Founded in 2007 in Turin, Italy, the company made a splashy landing in the United States in 2010 when it opened its first store in Manhattan, alongside chef Mario Batali (with whom the company severed ties almost two years after the celebrity chef was first accused of sexual assault). The American locations are registered under the Eataly USA LLC, which was founded in June 2008.

Each location is a kind of fantasia of an Italian market, where you can shop for your groceries, buy freshly made pasta, get a coffee and cannoli, or have a meal at one of several restaurants. The company even bought its own pasta brand in Afeltra, which was founded in 1895, and which it bought, as one former employee put it, to have its own proprietary pasta.
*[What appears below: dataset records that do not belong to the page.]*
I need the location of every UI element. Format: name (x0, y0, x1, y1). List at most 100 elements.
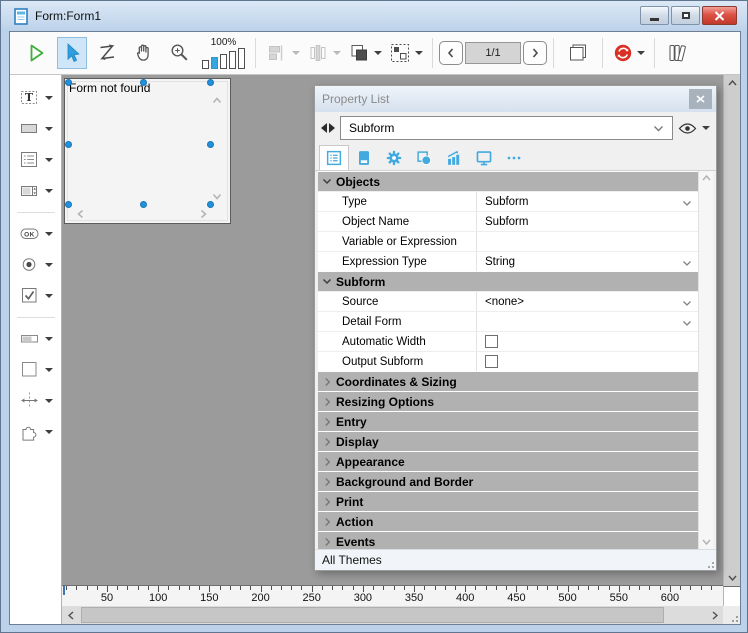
dropdown-arrow-icon[interactable] (45, 368, 53, 372)
chart-tab[interactable] (439, 145, 469, 170)
check-box-tool[interactable] (18, 284, 53, 308)
object-selector-combobox[interactable]: Subform (340, 116, 673, 140)
dropdown-arrow-icon[interactable] (45, 189, 53, 193)
frame-tool[interactable] (18, 358, 53, 382)
selection-handle[interactable] (65, 141, 72, 148)
property-value[interactable] (476, 312, 698, 331)
property-row-source[interactable]: Source<none> (318, 291, 698, 311)
dropdown-arrow-icon[interactable] (45, 232, 53, 236)
dropdown-arrow-icon[interactable] (45, 399, 53, 403)
button-tool[interactable]: OK (18, 222, 53, 246)
selection-handle[interactable] (140, 79, 147, 86)
progress-bar-tool[interactable] (18, 327, 53, 351)
chevron-down-icon[interactable] (682, 318, 692, 330)
section-header-events[interactable]: Events (318, 531, 698, 549)
zoom-level-control[interactable]: 100% (202, 37, 245, 69)
title-bar[interactable]: Form:Form1 (1, 1, 747, 31)
zoom-bars-icon[interactable] (202, 48, 245, 69)
section-header-display[interactable]: Display (318, 431, 698, 451)
subform-object[interactable]: Form not found (64, 78, 231, 224)
select-tool-button[interactable] (57, 37, 87, 69)
visibility-filter-button[interactable] (678, 122, 710, 135)
run-preview-button[interactable] (21, 37, 51, 69)
panel-close-button[interactable] (689, 89, 712, 109)
checkbox[interactable] (485, 335, 498, 348)
section-header-action[interactable]: Action (318, 511, 698, 531)
dropdown-arrow-icon[interactable] (45, 158, 53, 162)
dropdown-arrow-icon[interactable] (702, 126, 710, 130)
property-panel-titlebar[interactable]: Property List (315, 86, 716, 112)
panel-resize-grip[interactable] (704, 558, 714, 568)
property-row-detail-form[interactable]: Detail Form (318, 311, 698, 331)
previous-object-icon[interactable] (321, 123, 327, 133)
scroll-down-icon[interactable] (724, 570, 741, 586)
section-header-entry[interactable]: Entry (318, 411, 698, 431)
section-header-appearance[interactable]: Appearance (318, 451, 698, 471)
pan-tool-button[interactable] (129, 37, 159, 69)
chevron-down-icon[interactable] (682, 198, 692, 210)
dropdown-arrow-icon[interactable] (374, 51, 382, 55)
section-header-coordinates-sizing[interactable]: Coordinates & Sizing (318, 371, 698, 391)
property-value[interactable] (476, 332, 698, 351)
selection-handle[interactable] (140, 201, 147, 208)
selection-handle[interactable] (65, 201, 72, 208)
chevron-down-icon[interactable] (682, 258, 692, 270)
property-value[interactable]: Subform (476, 212, 698, 231)
object-navigation[interactable] (321, 123, 335, 133)
canvas-horizontal-scrollbar[interactable] (62, 606, 723, 624)
property-value[interactable]: Subform (476, 192, 698, 211)
arrange-button[interactable] (347, 37, 382, 69)
radio-button-tool[interactable] (18, 253, 53, 277)
selection-handle[interactable] (207, 79, 214, 86)
property-row-automatic-width[interactable]: Automatic Width (318, 331, 698, 351)
scroll-right-icon[interactable] (706, 606, 723, 624)
data-source-button[interactable] (612, 37, 645, 69)
list-box-tool[interactable] (18, 148, 53, 172)
dropdown-arrow-icon[interactable] (45, 337, 53, 341)
display-tab[interactable] (469, 145, 499, 170)
property-row-type[interactable]: TypeSubform (318, 191, 698, 211)
dropdown-arrow-icon[interactable] (45, 294, 53, 298)
property-value[interactable] (476, 232, 698, 251)
section-header-print[interactable]: Print (318, 491, 698, 511)
property-row-variable-or-expression[interactable]: Variable or Expression (318, 231, 698, 251)
section-header-objects[interactable]: Objects (318, 171, 698, 191)
section-header-background-and-border[interactable]: Background and Border (318, 471, 698, 491)
dropdown-arrow-icon[interactable] (45, 263, 53, 267)
dropdown-arrow-icon[interactable] (45, 430, 53, 434)
property-row-expression-type[interactable]: Expression TypeString (318, 251, 698, 271)
property-value[interactable] (476, 352, 698, 371)
section-header-resizing-options[interactable]: Resizing Options (318, 391, 698, 411)
property-value[interactable]: <none> (476, 292, 698, 311)
scroll-down-icon[interactable] (699, 535, 713, 549)
spin-edit-tool[interactable] (18, 179, 53, 203)
minimize-button[interactable] (640, 6, 669, 25)
scroll-up-icon[interactable] (699, 171, 713, 185)
dropdown-arrow-icon[interactable] (45, 127, 53, 131)
property-row-output-subform[interactable]: Output Subform (318, 351, 698, 371)
scrollbar-track[interactable] (79, 606, 706, 624)
pages-button[interactable] (563, 37, 593, 69)
edit-points-tool-button[interactable] (93, 37, 123, 69)
dropdown-arrow-icon[interactable] (415, 51, 423, 55)
close-button[interactable] (702, 6, 737, 25)
property-value[interactable]: String (476, 252, 698, 271)
settings-tab[interactable] (379, 145, 409, 170)
dropdown-arrow-icon[interactable] (45, 96, 53, 100)
shapes-tab[interactable] (409, 145, 439, 170)
scroll-left-icon[interactable] (62, 606, 79, 624)
more-tab[interactable] (499, 145, 529, 170)
selection-handle[interactable] (207, 201, 214, 208)
previous-page-button[interactable] (439, 41, 463, 65)
scroll-up-icon[interactable] (724, 75, 741, 91)
scrollbar-thumb[interactable] (81, 607, 664, 623)
selection-handle[interactable] (65, 79, 72, 86)
property-row-object-name[interactable]: Object NameSubform (318, 211, 698, 231)
canvas-vertical-scrollbar[interactable] (723, 75, 740, 586)
library-button[interactable] (664, 37, 694, 69)
data-tab[interactable] (349, 145, 379, 170)
zoom-tool-button[interactable] (165, 37, 195, 69)
selection-handle[interactable] (207, 141, 214, 148)
custom-control-tool[interactable] (18, 420, 53, 444)
checkbox[interactable] (485, 355, 498, 368)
Eataly has been on an expansion tear in this country since 2017, the same year it was reported that the company was planning an IPO in Italy. Former executive chairman Andrea Guerra, who remains with the company in a nonmanagement role, told the Financial Times the company wants to “have a store in every world capital.” During the last decade, it has expanded across Europe, South America, the Middle East, and East Asia, with more locations planned worldwide.

It’s unclear how the chain would even qualify for the loan. In North America, Eataly operates locations in New York, where it has two stores; Chicago; Las Vegas; Boston; Los Angeles; and Toronto. (A Dallas location had also been scheduled to open this year.) Of those locations, only the Las Vegas one is currently closed, while the others remain open for business in limited capacity. All of the open locations are still selling groceries, wine, and limited food menus for delivery and pickup, and you can still shop in store at some of them.
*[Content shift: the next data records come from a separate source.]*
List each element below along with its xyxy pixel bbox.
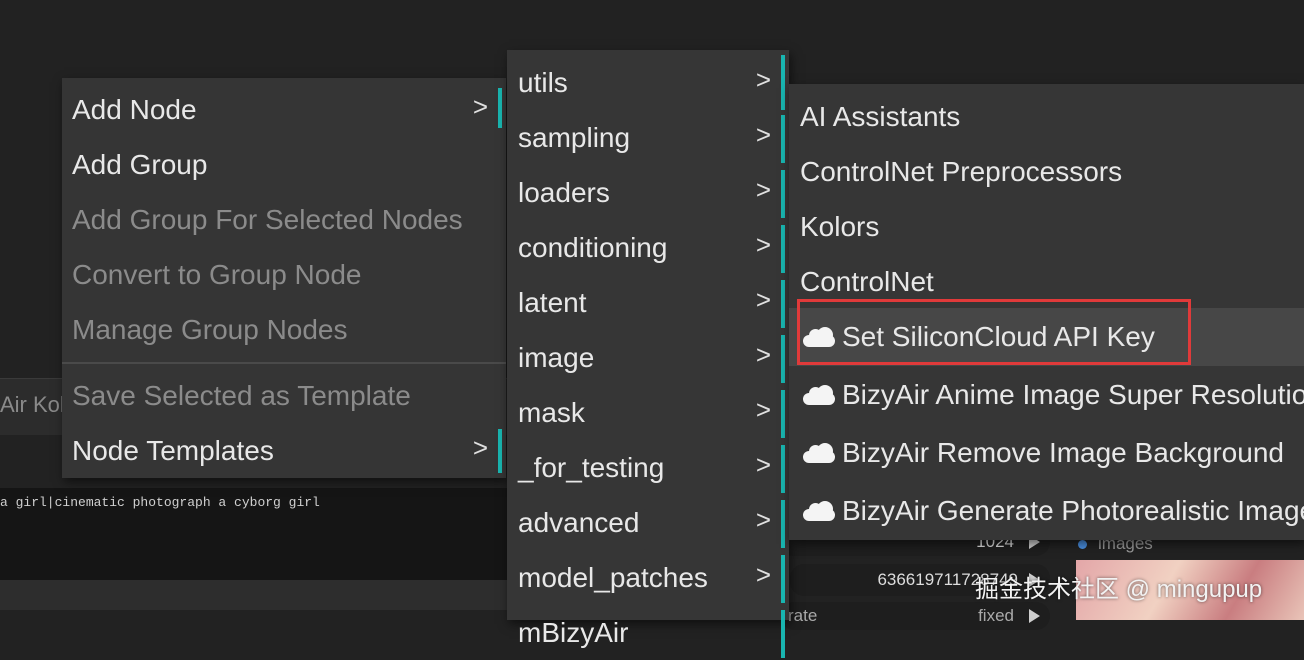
submenu-indicator: [781, 335, 785, 383]
submenu-item-label: mBizyAir: [518, 616, 629, 648]
background-node-bar: [0, 580, 520, 610]
chevron-right-icon: >: [755, 503, 771, 534]
submenu-indicator: [781, 390, 785, 438]
submenu-indicator: [781, 555, 785, 603]
watermark: 掘金技术社区 @ mingupup: [975, 576, 1263, 603]
submenu-item-model-patches[interactable]: model_patches >: [507, 550, 789, 605]
menu-item-convert-group-node: Convert to Group Node: [62, 247, 506, 302]
category-item-remove-background[interactable]: BizyAir Remove Image Background: [789, 424, 1304, 482]
cloud-icon: [803, 501, 837, 521]
menu-item-node-templates[interactable]: Node Templates >: [62, 423, 506, 478]
submenu-item-image[interactable]: image >: [507, 330, 789, 385]
submenu-indicator: [781, 500, 785, 548]
submenu-item-for-testing[interactable]: _for_testing >: [507, 440, 789, 495]
category-item-label: ControlNet: [800, 265, 934, 297]
chevron-right-icon: >: [472, 431, 488, 462]
menu-item-label: Add Group: [72, 148, 208, 180]
category-item-label: BizyAir Anime Image Super Resolution: [842, 379, 1304, 410]
menu-divider: [62, 362, 506, 364]
menu-item-add-node[interactable]: Add Node >: [62, 82, 506, 137]
submenu-indicator: [781, 445, 785, 493]
chevron-right-icon: >: [755, 558, 771, 589]
submenu-item-mask[interactable]: mask >: [507, 385, 789, 440]
submenu-item-utils[interactable]: utils >: [507, 55, 789, 110]
menu-item-add-group-selected: Add Group For Selected Nodes: [62, 192, 506, 247]
category-item-label: ControlNet Preprocessors: [800, 155, 1123, 187]
prompt-text: a girl|cinematic photograph a cyborg gir…: [0, 495, 320, 510]
control-after-generate-widget[interactable]: rate fixed: [780, 602, 1050, 630]
category-item-label: BizyAir Generate Photorealistic Images: [842, 495, 1304, 526]
menu-item-label: Save Selected as Template: [72, 379, 411, 411]
category-item-label: Kolors: [800, 210, 880, 242]
chevron-right-icon: >: [755, 173, 771, 204]
submenu-item-bizyair[interactable]: mBizyAir: [507, 605, 789, 660]
submenu-indicator: [781, 610, 785, 658]
highlight-annotation-box: [797, 299, 1191, 365]
menu-item-add-group[interactable]: Add Group: [62, 137, 506, 192]
submenu-item-label: image: [518, 341, 595, 373]
submenu-item-label: mask: [518, 396, 585, 428]
submenu-item-label: _for_testing: [518, 451, 665, 483]
menu-item-label: Node Templates: [72, 434, 274, 466]
submenu-indicator: [781, 225, 785, 273]
submenu-indicator: [498, 429, 502, 473]
submenu-indicator: [781, 280, 785, 328]
add-node-submenu: utils > sampling > loaders > conditionin…: [507, 50, 789, 658]
cloud-icon: [803, 385, 837, 405]
submenu-indicator: [781, 55, 785, 110]
submenu-item-label: utils: [518, 66, 568, 98]
category-item-controlnet-preprocessors[interactable]: ControlNet Preprocessors: [789, 144, 1304, 199]
menu-item-label: Convert to Group Node: [72, 258, 362, 290]
chevron-right-icon: >: [755, 283, 771, 314]
increment-arrow-icon[interactable]: [1029, 609, 1040, 623]
category-item-anime-super-resolution[interactable]: BizyAir Anime Image Super Resolution: [789, 366, 1304, 424]
submenu-item-label: sampling: [518, 121, 631, 153]
submenu-item-loaders[interactable]: loaders >: [507, 165, 789, 220]
menu-item-manage-group-nodes: Manage Group Nodes: [62, 302, 506, 357]
submenu-indicator: [498, 88, 502, 128]
submenu-item-label: loaders: [518, 176, 610, 208]
menu-item-label: Add Node: [72, 93, 197, 125]
output-dot-icon[interactable]: [1078, 540, 1087, 549]
menu-item-label: Add Group For Selected Nodes: [72, 203, 463, 235]
chevron-right-icon: >: [472, 90, 488, 121]
chevron-right-icon: >: [755, 393, 771, 424]
cloud-icon: [803, 443, 837, 463]
category-item-ai-assistants[interactable]: AI Assistants: [789, 89, 1304, 144]
control-value: fixed: [978, 606, 1014, 625]
submenu-item-label: latent: [518, 286, 587, 318]
chevron-right-icon: >: [755, 63, 771, 94]
chevron-right-icon: >: [755, 448, 771, 479]
category-item-label: BizyAir Remove Image Background: [842, 437, 1284, 468]
canvas-context-menu: Add Node > Add Group Add Group For Selec…: [62, 78, 506, 478]
submenu-item-label: advanced: [518, 506, 640, 538]
category-item-kolors[interactable]: Kolors: [789, 199, 1304, 254]
control-label: rate: [788, 606, 818, 625]
category-item-label: AI Assistants: [800, 100, 961, 132]
submenu-indicator: [781, 170, 785, 218]
category-item-generate-photorealistic[interactable]: BizyAir Generate Photorealistic Images: [789, 482, 1304, 540]
submenu-indicator: [781, 115, 785, 163]
submenu-item-advanced[interactable]: advanced >: [507, 495, 789, 550]
menu-item-save-template: Save Selected as Template: [62, 368, 506, 423]
submenu-item-latent[interactable]: latent >: [507, 275, 789, 330]
chevron-right-icon: >: [755, 338, 771, 369]
chevron-right-icon: >: [755, 118, 771, 149]
menu-item-label: Manage Group Nodes: [72, 313, 348, 345]
chevron-right-icon: >: [755, 228, 771, 259]
submenu-item-conditioning[interactable]: conditioning >: [507, 220, 789, 275]
submenu-item-label: conditioning: [518, 231, 668, 263]
submenu-item-label: model_patches: [518, 561, 708, 593]
submenu-item-sampling[interactable]: sampling >: [507, 110, 789, 165]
According to a former employee, the Flatiron location alone has in the ballpark of 625 employees (another suggested 700 employees); an equivalent amount or more in L.A.; and between 400 to 550 at each of its Downtown Manhattan, Chicago, and Boston locations.

Managing partner Adam Saper appeared on Fox Business earlier this week to discuss PPP loans. “Obviously it was a huge shock to the business, about 50 to 60 percent of our business is restaurant and quick service, which we have to shut down” he told Mornings With Maria anchor Maria Bartiromo. “Now we are, quite frankly, doing better than others because we have a grocery side to our business.”
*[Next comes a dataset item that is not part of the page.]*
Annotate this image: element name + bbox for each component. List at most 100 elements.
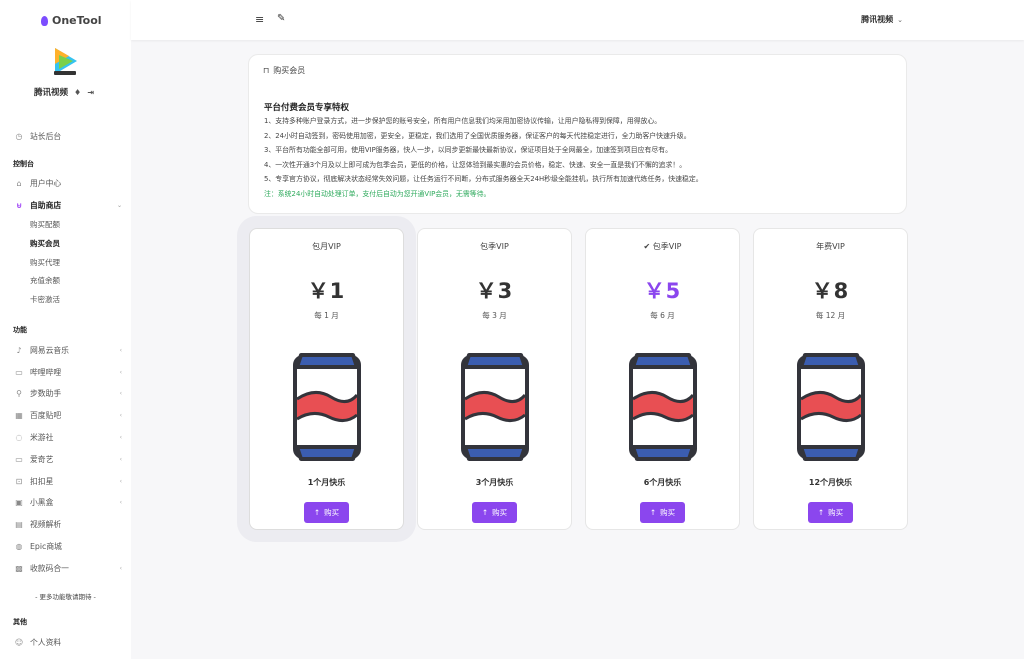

Other large restaurant businesses have been criticized for taking these loans, including burger chain Shake Shack and Ruth’s Chris Steakhouse. Both companies are returning their loans, though a rep for Ruth’s Chris initially told Grub Street the chain would keep it. On Wednesday, the New York Times reported that a Dallas asset-management firm, Ashford, Inc., has received $53 million in PPP funds.

“This is supposed to be a small-business loan, is it not? I don’t think it’s fair,” one Eataly employee tells Grub Street. “Even as a worker there, I have to understand just because I’m in a certain situation, that doesn’t make it fair for other workers.”

Another employee did not mince words: “They can afford to pay our insurance for a couple more months and for us to be on unemployment. They don’t fucking need it. They should just give it up, like the hamburger place — they don’t deserve it.”